Kontrastreiche Unterschiede helfen außerdem auch Farbblinden bei der Bedienbarkeit, die geringere Helligkeitsstufen nur schlecht unterscheiden können. Weitere Maßnahmen wären auch das Vermeiden von Rot-Grün-Kombinationen bei wichtigen Aktionen, wie beispielsweise Warnhinweisen, da Menschen mit einer Rot-Grün-Schwäche diese nur schlecht erkennen können. Die folgende Abbildung zeigt auf der rechten Seite die unterschiedliche Farbwahrnehmung bei solch einer Schwäche.

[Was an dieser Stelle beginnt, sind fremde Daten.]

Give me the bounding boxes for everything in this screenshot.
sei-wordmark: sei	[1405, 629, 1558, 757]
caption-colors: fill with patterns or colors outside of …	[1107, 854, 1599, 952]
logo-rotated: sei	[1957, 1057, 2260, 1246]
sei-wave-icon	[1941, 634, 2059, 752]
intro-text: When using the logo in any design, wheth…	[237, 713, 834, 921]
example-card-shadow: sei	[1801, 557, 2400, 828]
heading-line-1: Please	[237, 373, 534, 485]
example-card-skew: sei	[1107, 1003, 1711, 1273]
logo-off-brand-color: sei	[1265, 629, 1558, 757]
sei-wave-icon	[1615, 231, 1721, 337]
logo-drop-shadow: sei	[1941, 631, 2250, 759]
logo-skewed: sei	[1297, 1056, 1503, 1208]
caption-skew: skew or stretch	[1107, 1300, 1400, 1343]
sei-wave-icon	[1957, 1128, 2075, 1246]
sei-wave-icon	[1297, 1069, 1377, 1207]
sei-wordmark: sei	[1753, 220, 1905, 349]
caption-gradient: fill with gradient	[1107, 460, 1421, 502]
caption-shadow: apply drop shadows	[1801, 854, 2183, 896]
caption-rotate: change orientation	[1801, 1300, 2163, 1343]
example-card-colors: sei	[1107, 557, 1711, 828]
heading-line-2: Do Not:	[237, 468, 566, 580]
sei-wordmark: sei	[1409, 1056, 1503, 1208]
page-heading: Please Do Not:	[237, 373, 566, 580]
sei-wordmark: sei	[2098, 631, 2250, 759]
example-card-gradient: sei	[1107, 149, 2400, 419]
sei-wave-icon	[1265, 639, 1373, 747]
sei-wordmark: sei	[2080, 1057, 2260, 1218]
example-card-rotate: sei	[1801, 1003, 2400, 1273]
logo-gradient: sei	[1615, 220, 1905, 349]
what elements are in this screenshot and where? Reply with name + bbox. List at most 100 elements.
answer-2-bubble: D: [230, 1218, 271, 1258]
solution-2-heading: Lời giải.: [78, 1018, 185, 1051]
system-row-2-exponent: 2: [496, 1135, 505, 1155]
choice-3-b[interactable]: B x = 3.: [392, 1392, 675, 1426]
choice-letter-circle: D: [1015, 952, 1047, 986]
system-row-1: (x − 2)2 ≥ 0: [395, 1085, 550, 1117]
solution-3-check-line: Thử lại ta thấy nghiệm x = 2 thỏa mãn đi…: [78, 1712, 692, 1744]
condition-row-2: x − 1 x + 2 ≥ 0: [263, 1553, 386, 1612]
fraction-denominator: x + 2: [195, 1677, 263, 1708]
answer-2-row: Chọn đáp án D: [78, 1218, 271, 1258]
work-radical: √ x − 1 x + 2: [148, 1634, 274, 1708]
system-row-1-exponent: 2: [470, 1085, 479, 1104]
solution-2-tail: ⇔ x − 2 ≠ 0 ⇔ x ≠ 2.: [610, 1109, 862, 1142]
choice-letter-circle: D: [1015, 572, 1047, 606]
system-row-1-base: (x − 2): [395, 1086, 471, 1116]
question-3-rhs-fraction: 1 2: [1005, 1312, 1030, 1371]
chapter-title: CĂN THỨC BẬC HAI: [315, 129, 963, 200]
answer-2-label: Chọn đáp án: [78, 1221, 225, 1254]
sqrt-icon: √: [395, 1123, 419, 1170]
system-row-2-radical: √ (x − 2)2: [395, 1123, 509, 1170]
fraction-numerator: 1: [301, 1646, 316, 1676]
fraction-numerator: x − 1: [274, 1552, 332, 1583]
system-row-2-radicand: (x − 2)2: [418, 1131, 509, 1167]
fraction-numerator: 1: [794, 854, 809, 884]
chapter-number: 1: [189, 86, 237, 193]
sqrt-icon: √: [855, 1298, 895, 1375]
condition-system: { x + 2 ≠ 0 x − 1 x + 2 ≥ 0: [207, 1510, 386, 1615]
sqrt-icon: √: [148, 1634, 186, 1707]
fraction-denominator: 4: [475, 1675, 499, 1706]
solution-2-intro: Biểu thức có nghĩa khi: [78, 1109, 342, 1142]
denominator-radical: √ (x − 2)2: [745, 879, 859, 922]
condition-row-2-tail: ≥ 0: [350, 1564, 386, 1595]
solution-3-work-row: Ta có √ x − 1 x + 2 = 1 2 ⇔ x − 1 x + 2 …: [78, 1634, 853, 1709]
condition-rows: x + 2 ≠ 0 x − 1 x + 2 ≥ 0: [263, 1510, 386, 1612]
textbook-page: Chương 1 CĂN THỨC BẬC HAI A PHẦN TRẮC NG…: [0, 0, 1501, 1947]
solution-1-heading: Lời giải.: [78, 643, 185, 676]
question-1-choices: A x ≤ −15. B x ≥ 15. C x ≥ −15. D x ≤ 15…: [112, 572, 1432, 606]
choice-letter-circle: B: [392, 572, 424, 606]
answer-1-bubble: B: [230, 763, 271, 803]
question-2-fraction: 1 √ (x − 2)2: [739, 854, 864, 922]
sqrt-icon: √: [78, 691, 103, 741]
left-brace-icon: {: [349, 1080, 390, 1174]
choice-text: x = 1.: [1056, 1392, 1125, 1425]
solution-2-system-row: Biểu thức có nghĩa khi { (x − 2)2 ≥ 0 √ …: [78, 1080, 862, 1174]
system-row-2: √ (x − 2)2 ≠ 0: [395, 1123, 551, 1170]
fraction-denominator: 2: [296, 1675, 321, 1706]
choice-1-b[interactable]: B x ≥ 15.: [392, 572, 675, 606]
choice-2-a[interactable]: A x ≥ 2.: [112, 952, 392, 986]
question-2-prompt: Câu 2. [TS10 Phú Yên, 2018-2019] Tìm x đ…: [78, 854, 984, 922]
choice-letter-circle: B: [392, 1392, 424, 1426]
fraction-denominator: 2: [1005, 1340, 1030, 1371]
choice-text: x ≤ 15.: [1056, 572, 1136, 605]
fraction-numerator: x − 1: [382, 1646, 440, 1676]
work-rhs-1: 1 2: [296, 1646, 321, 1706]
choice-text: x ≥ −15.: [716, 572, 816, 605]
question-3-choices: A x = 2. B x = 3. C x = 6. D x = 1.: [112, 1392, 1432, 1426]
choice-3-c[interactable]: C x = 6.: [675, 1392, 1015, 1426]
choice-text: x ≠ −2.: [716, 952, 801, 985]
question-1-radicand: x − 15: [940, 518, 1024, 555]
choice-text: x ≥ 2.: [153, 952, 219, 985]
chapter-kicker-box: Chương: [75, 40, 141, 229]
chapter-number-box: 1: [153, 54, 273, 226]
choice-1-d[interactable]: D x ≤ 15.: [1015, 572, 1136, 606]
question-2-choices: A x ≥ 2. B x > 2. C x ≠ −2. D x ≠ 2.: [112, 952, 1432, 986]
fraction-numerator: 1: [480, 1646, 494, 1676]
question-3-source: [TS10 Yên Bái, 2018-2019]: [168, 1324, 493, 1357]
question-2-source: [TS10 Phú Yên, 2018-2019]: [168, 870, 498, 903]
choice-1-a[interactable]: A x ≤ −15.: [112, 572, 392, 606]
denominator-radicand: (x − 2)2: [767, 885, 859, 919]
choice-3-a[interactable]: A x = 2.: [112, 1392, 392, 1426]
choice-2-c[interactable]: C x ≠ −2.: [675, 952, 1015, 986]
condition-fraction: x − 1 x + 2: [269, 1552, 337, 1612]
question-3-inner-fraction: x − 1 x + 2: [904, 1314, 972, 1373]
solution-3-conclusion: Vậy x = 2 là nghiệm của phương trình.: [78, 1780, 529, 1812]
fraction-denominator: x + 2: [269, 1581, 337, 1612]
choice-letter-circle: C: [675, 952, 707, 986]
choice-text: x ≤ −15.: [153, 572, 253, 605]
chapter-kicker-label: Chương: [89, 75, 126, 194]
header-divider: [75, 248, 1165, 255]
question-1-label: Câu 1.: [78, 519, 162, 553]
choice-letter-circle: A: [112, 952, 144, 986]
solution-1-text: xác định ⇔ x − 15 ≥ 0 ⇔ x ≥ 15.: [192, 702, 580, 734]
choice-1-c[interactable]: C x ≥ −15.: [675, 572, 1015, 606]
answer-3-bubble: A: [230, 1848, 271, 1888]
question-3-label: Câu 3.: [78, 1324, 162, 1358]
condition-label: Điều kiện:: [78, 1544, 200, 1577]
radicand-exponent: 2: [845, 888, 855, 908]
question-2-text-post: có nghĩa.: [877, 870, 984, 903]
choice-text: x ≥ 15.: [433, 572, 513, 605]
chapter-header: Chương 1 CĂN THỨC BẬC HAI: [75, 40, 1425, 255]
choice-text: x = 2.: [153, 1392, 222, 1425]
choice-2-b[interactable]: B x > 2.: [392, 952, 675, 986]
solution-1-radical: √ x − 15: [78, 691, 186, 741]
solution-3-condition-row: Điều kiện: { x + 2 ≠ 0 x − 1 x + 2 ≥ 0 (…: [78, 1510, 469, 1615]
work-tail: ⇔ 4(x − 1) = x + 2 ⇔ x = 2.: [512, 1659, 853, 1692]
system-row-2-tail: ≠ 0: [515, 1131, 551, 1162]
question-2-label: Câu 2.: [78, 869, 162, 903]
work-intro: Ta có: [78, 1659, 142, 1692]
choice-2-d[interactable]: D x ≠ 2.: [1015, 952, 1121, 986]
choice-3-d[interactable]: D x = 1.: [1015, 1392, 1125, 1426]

Wie aus Heuristik 7 erklärt wurde, sollte ein System für jede Benutzergruppe flexibel sein, weshalb beim Farbdesign auch auf Farbblindheit oder -fehlsichtigkeit geachtet werden sollte. So kann für diese Benutzergruppe auch eine zusätzliche Option der Darstellung angeboten werden, z.B. ein Button “kontrastreiche Ansicht” welcher Schrift, Farbe und Formen in einem stärkeren Kontrast wiedergibt.

Abschließend kann gesagt werden, dass Farben bei ihrer Anwendung nicht willkürlich angewendet und unterschätzt werden sollten. Sie dienen nicht nur als visuelle Gestaltungsmittel, sondern fungieren auch als Symbolträger, die durch die unterschiedliche Verwendung verschiedene Kommunikationswege und Emotionen bereitstellen. Zu erkennen war auch, dass die Heuristiken nach Nielsen auch beim Farbdesign auftauchen und in vielen Bereichen transferabel war. So bleibt beispielsweise Minimalismus als einer der Kernpunkte im gesamten UI-Design. Beachtet man stets das Gesamtbild eines Systems und das Zusammenwirken aller Elemente, sei es bei der Kontrastierung und Farbwahl oder deren Funktionsabläufe, so erhält man ein ausgewogenes und harmonisches UI mit einer verständlichen Bedienbarkeit und einem attraktiven Nutzererlebnis.